Aujourd'hui, nous avons tout notre temps pour travailler tranquillement, de la meilleure des manières, et le ministre de l'aménagement du territoire que je suis est très heureux d'être parmi vous. Je salue également la présence de Mme Sylvia Pinel, à qui j'ai succédé.
Lorsque le Président de la République m'a proposé de rejoindre l'équipe gouvernementale, j'ai poussé les feux pour que soient associés dans un même ministère les collectivités locales et l'aménagement du territoire : le second ne se fera pas sans les premières. Tous les élus, nationaux et locaux, doivent oeuvrer ensemble. Certains nourrissent la nostalgie de la puissance et de l'autorité naturelle d'une DATAR qui ne s'embarrassait pas de beaucoup de précautions lorsqu'elle prenait des décisions ; mais les choses ont changé, et notre démocratie s'est apaisée. Non seulement il fallait associer les collectivités et l'aménagement, mais il fallait aussi associer, dans ce même ministère, le rural, le périurbain et l'urbain – la politique de la ville, qui est en réalité une politique des quartiers en difficulté, dépendant du ministère de la ville, de la jeunesse et des sports. Il ne faut pas opposer les uns aux autres : chaque espace rencontre des difficultés, mais les politiques doivent être pensées comme complémentaires.

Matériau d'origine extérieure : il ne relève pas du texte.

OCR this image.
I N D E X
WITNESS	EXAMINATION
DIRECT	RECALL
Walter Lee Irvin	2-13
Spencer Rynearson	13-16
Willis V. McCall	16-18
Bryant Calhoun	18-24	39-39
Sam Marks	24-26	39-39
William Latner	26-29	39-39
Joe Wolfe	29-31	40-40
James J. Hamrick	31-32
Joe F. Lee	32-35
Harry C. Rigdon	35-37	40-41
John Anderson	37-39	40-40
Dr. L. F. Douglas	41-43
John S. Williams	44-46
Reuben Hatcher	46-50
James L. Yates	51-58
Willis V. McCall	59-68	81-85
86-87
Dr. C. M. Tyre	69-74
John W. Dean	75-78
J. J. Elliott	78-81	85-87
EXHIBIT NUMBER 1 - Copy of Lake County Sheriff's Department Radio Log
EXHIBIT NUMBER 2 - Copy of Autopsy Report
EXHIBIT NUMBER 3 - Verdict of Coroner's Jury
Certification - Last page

Je tiens à un aménagement partenarial, adapté aux spécificités de chaque territoire.
Certains problèmes sont communs à presque tous les territoires ruraux ; et la réforme territoriale a suscité de grandes inquiétudes chez les élus locaux.
Le premier de ces problèmes, c'est celui des services publics. La ruralité et le périurbain se sentent les grands oubliés des politiques successives : j'entends dire depuis trente ans que les services publics ont déserté nos campagnes. Aucune réponse adéquate n'avait encore été apportée. C'est pourquoi l'une des mesures les plus significatives prises par le comité interministériel aux ruralités (CIR) du 13 mars 2015 est la création, par l'État et les collectivités territoriales, de « maisons de services au public ». Cette politique qui ramène les services publics au plus près de nos concitoyens est appréciée, et porte ses premiers fruits. Mille de ces maisons doivent être créées d'ici à la fin de l'année, dont 500 en partenariat avec La Poste – les plus avantageuses, car elles pérennisent aussi le service postal. De plus, La Poste prend en charge investissements et fonctionnement. On trouve dans ces lieux une grande diversité de services publics : Pôle Emploi, presque systématiquement, la MSA (Mutualité sociale agricole), le Crédit Agricole parfois, GRDF presque toujours, des antennes des sous-préfectures… Dans le Tarn-et-Garonne, nous disposons également d'une antenne du tribunal de Bordeaux. C'est la première fois que l'on trouve le moyen de ramener les services publics en zone rurale comme en zone périurbaine. C'est donc un succès.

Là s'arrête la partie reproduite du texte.